Concernant les journées cinématographiques de Carthage (JCC), il y a unanimité sur la nécessité de maintenir les JCC annuelles et de confirmer la session de 2023. Mohamed Frini (distributeur et exploitant) et Mahfoudh considèrent que ces journées sont une plateforme culturelle, commerciale, industrielle de financement et un outil de communication efficace au service de la Tunisie qui lui permettent de rayonner au niveau régional et international. Les JCC sont un lieu de rencontre pour les professionnels du cinéma et les cinéastes du monde entier, on ne peut pas nous en passer dans une circonstance où le reste des pays comme le Maroc, l’Egypte, l’Arabie saoudite et la Jordanie investissent dans les festivals et le cinéma pour se positionner et se démarquer sur la scène mondiale.

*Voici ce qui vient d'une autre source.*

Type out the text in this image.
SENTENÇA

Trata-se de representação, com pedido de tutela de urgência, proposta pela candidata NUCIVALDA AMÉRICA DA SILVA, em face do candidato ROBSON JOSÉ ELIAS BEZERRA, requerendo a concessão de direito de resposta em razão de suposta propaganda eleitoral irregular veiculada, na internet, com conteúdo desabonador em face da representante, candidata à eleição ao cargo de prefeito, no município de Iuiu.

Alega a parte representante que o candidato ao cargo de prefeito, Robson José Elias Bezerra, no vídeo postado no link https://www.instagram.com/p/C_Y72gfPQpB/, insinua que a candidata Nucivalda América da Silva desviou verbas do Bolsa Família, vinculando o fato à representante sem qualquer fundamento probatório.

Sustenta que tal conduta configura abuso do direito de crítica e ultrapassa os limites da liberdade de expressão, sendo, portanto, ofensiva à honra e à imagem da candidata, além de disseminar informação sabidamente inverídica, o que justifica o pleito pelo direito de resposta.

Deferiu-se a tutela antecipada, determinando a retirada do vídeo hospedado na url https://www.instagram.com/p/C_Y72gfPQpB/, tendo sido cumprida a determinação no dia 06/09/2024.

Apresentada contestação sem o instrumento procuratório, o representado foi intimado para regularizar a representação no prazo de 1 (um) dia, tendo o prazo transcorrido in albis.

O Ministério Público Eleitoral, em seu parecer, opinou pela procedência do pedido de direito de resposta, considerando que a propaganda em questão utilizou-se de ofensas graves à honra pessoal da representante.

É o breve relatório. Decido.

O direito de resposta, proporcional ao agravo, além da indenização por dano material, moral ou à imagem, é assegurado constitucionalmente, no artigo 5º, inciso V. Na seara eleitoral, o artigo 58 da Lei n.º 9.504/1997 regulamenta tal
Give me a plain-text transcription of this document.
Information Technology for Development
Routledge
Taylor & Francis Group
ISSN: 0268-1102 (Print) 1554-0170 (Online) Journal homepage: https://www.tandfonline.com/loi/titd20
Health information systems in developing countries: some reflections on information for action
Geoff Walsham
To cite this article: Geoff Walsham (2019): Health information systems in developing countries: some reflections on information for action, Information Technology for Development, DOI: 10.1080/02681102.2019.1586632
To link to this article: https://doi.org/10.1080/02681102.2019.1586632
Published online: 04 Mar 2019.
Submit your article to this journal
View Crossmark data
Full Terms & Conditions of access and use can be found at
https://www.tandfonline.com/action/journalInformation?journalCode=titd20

Ils ont également souligné la nécessité de mettre en place un cadre législatif et institutionnel permanent et indépendant qui permettrait la gestion et l’organisation des JCC et la réalisation des réformes qui s’imposent.

Ils ont exprimé leur solidarité absolue avec les exploitants de salles de cinéma suite aux récentes fermetures, et ont prévenu que la poursuite de la fermeture des salles conduira inévitablement à l’extinction du marché intérieur du cinéma tunisien, et de là à une crise culturelle, économique et sociale.  Il faut préserver le parc des salles et le développer sur tout le territoire par souci d’équité culturelle et par intérêt économique.

Mahfoudh a appelé le ministère à reprendre le dialogue et le travail concerté, pour achever les réformes déjà entamées et sur lesquelles le ministère et le Centre national du cinéma et de l’image ont déjà commencé à travailler. Mahfoudh a saisi aussi la ministre pour que soit renouvelée la composition du Conseil des orientations stratégiques et de la prospective, et pour renouveler la composition des membres du Conseil de l’établissement du Cnci, à cette fin, il a appelé le ministère à s’appuyer sur les structures représentatives du secteur, les plus sérieuses, qui ont prouvé au fil du temps leur stabilité, leur impartialité et leur productivité.